The Dreaded Swimsuit Season
It has arrived. Summer is finally here! Oh Joy …oh wait… I have to wear a swimsuit. Not so great! “Yay menopause!”
When I was younger, I could not wait for summer. I thought nothing of jumping into the water and even less of coming out drenched and dripping. I was young!
Not so now! These days, every step has to be planned well in advance when I think about going to the beach. I carefully choose a swimsuit that promises to restore some semblance of past glories, or if it can’t, at least to hide some of the lumps and bumps that have made their presence known in menopause. Jumping into the water with abandon is not on the cards. Jumping out of the water, dripping, is not, repeat not, something I am likely to be seen doing these days.
The sarong is now my friend. It wraps itself around me and with infinite kindness hides the spider veins, the cellulite, the less than perfect skin tone.

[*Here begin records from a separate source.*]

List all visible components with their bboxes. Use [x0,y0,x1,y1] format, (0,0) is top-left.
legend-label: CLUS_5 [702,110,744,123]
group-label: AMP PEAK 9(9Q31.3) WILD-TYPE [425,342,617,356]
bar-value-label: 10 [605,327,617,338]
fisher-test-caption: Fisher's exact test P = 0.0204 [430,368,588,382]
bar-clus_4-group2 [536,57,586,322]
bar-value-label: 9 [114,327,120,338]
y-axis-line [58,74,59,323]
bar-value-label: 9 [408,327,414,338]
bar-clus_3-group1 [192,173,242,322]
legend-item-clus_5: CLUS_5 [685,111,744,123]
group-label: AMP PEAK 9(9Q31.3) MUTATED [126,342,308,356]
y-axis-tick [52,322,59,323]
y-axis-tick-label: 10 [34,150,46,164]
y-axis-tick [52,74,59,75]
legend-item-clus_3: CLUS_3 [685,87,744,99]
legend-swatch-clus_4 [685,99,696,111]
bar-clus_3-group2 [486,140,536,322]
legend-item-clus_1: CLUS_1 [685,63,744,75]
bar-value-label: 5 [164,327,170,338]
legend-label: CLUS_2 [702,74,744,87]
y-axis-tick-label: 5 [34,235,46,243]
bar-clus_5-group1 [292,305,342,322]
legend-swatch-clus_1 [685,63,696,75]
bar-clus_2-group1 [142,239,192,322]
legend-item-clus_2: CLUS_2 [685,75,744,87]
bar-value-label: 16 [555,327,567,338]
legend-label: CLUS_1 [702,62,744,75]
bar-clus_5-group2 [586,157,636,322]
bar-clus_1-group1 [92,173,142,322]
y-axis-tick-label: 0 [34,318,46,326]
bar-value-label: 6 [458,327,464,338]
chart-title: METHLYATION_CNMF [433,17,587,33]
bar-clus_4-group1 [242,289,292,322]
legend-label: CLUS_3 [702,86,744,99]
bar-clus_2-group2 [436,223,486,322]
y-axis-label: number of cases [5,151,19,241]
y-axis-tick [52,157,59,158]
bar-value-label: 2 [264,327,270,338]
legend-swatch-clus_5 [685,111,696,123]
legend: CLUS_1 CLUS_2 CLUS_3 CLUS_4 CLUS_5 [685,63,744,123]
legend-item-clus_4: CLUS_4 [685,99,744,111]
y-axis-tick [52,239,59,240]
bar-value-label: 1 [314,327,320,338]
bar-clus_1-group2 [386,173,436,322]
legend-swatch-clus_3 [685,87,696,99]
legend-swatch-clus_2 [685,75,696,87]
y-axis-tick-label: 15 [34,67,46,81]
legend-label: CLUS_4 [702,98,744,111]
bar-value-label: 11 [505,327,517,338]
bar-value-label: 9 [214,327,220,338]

Swimsuit manufacturers continually come up with new and improved versions that promise to make your tummy look smaller or give the illusion of a more buxom disposition. The unfortunate fact is that no swimsuit can do everything you wish it to. It may display your cleavage to maximum advantage but leave you unable to breathe, or shape your hips into more of an hourglass but leave your legs to counter the illusion at the precise point where help is needed most.
The Mirror in Menopause
I’m telling you, getting older is not a walk in the park. When I look in the mirror, I do not see the youthful image I have of myself in my mind’s eye. What I do see, however, is someone who can laugh at the trials and tribulations of trying to squeeze into a swimsuit. Someone who understands that every line and wrinkle is evidence of a life well-lived, and who measures life not by how awesome she looks in a bikini, but on what she built and achieved in her life; the people she cared for, the friendships she nourished, the work that she engaged in and the truths she stood up for.
I was taught that matter can neither be created nor destroyed. That may be so for other matter, but fat is the obvious exception. It can certainly be created and rather quickly at that, but it cannot be destroyed. If you push it out of the way from one place, it pops up in another.
Frankly, in the grand scheme of things, does it really matter that much? It is, of course, important to stay healthy for our own wellbeing, but we have earned the right to love ourselves as we are and to demand that people see us for the glorious women we are whether or not we are wearing our Spanx!